Many were led to fascism by a weak understanding of solidarity and struggle: syndicalists, like Georges Sorel, believed in solidarity and the connection between struggle and progress. But they never theorized what that meant: instead, they fetishized struggle and unity itself, without a broader politics of emancipation or a purpose behind the struggle. Poorly understood syndicalist politics led some down the road to fascism in Ireland, Italy, and France, showing that solidarity itself—something they exhibited and believed in—is not an innately progressive concept, and can be turned to dark ends.
Solidarity alone is insufficient—nor is a perfect understanding or embodiment of solidarity a prefigurative requirement for true political action or liberation. Contra the spontaneity fetishized by some segments of the Left, and contra inward-looking prefigurative community building, we will not topple capitalism without an expansive view that understands that organization is the weapon that will shift the social order. Solidarity is in contact with the world; it is not made in a lab. It both drives change and is changed in turn by our efforts to make something new.

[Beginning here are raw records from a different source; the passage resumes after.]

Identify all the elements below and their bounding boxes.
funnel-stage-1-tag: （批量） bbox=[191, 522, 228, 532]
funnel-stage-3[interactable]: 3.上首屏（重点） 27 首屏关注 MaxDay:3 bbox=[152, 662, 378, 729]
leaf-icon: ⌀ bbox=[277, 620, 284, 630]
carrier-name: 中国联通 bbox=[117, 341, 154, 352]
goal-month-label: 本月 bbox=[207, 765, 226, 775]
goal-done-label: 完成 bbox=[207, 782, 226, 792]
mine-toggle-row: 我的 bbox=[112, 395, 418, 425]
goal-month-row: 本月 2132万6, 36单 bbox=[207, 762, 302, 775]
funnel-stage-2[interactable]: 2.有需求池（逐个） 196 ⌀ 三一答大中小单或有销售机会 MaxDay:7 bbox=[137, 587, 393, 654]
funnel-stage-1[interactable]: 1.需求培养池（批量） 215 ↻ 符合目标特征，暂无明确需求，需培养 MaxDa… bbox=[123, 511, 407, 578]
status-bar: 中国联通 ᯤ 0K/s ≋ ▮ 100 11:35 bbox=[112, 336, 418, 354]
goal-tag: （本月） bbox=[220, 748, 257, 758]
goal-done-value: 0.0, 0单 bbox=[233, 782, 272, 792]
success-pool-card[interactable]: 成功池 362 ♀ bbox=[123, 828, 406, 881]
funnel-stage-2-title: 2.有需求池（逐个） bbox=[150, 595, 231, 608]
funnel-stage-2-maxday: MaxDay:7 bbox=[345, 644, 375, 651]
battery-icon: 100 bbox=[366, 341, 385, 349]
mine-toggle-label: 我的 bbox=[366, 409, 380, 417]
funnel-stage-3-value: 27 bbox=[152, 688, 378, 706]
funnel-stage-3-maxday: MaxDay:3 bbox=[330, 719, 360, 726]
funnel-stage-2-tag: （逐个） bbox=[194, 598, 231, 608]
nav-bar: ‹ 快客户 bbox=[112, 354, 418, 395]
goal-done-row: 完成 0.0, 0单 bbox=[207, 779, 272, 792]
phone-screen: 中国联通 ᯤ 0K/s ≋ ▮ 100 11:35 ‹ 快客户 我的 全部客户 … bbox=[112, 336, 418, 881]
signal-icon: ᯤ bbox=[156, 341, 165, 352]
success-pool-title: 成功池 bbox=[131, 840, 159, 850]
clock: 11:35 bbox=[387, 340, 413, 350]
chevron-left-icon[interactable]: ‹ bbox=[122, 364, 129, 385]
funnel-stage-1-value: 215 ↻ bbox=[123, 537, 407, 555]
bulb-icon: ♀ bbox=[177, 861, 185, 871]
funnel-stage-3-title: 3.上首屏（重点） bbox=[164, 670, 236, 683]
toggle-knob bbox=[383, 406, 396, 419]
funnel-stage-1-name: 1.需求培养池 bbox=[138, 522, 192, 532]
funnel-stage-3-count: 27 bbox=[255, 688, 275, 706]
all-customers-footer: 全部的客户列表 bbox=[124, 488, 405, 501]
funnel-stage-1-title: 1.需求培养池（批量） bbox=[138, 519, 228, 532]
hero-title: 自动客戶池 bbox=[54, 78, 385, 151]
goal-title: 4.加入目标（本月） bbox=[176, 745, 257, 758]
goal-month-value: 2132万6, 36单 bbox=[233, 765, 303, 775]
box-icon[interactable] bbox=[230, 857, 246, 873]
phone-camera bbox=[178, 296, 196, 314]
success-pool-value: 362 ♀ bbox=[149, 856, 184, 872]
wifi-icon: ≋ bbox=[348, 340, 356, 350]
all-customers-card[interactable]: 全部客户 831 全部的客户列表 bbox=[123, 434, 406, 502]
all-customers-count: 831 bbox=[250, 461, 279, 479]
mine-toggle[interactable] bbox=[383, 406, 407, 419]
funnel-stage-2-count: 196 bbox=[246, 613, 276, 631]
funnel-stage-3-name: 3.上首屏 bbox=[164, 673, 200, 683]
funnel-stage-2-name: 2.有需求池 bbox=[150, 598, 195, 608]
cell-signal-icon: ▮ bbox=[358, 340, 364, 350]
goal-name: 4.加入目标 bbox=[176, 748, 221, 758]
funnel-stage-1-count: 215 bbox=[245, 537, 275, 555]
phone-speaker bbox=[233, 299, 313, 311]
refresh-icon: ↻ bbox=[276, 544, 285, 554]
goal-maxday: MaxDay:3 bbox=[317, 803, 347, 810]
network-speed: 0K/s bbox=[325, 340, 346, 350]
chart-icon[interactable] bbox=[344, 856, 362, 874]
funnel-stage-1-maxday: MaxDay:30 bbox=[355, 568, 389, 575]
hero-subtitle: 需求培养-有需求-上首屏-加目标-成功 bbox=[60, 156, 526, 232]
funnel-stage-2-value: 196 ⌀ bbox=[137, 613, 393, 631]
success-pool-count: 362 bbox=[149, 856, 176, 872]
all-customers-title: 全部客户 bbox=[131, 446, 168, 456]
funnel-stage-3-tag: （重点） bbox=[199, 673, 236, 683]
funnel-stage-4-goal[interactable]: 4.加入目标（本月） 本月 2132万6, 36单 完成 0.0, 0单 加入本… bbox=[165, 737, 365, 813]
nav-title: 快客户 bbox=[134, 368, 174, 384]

But even if solidarity itself is not enough, solidarity is not meaningless. Far from it. Solidarity is the mortar that binds organizers and organizations together; it is a crucial part of any emancipatory project. Although solidarity itself will not topple capitalism, we cannot topple capitalism without it.
It will not be without flaws. Ideology does not exist in a vacuum; we cannot immediately impose our desired politics on the world around us, and there is no “perfect” line or “pure” political position. Marx was clear on this: “Men make their own history, but they do not make it as they please; they do not make it under self-selected circumstances, but under circumstances existing already, given and transmitted from the past.” Solidarity, as with any broader politics, will be interpreted, applied, and made real based upon circumstances that are in no small part out of our control.
Understanding that our solidarity will not be perfect does not excuse an attenuated understanding of what solidarity is or what it demands of us. When we invoke solidarity, we must understand exactly what we are invoking, and the awesome power behind it—to ensure that when we act, we act to make true solidarity manifest in the world. ♦
C.M. Lewis is an editor of the labor publication Strikewave and a union activist in Pennsylvania.